Towards to Theory of the X-ray Diffraction Tomography of Crystals with Nano-Sized Defects

X-ray diffraction tomography is an innovative method that is widely used to obtain 2D-phase-contrast diffraction images and their subsequent 3D-reconstruction of structural defects in crystals. The most frequent objects of research are linear and helical dislocations in a crystal, for which plane wave diffraction images are the most informative, since they do not contain additional interference artifacts unrelated to the images of the defects themselves.

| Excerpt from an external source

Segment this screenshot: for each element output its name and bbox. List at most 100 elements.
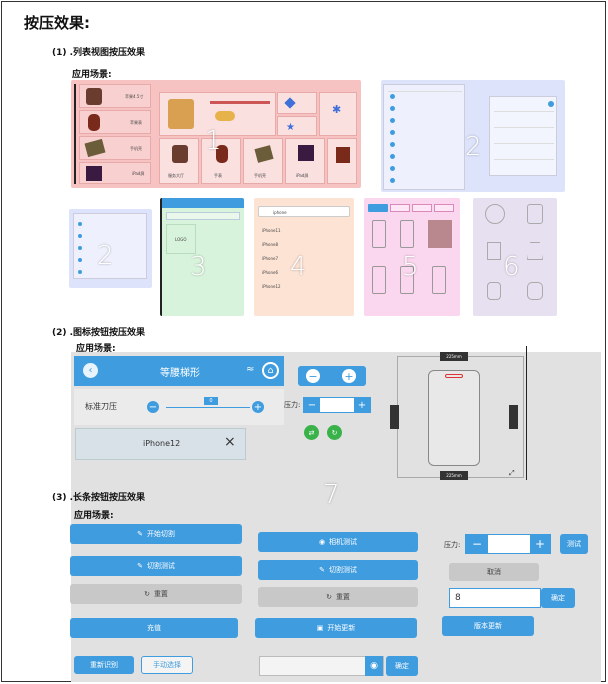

In this work the results of modeling and analysis of 2D plane wave diffraction images of a nano-dimensional Coulomb-type defect in a Si(111) thin crystal are presented based on the construction of numerical solutions of the dynamic Takagi-Taupin equations. An adapted physical expression for the elastic displacement field of the point defect, which excludes singularity at the defect location in the crystal, is used. A criterion for evaluating the accuracy of numerical solutions of the Takagi-Taupin equations is proposed and used in calculations. It is shown that in the case of the Coulomb-type defect elastic displacement field, out of the two difference algorithms for solving the Takagi-Taupin equations used in their numerical solution, only the algorithm for solving the Takagi-Taupin equations where the displacement field function enters in exponential form is acceptable in terms of the required accuracy-duration of the calculations.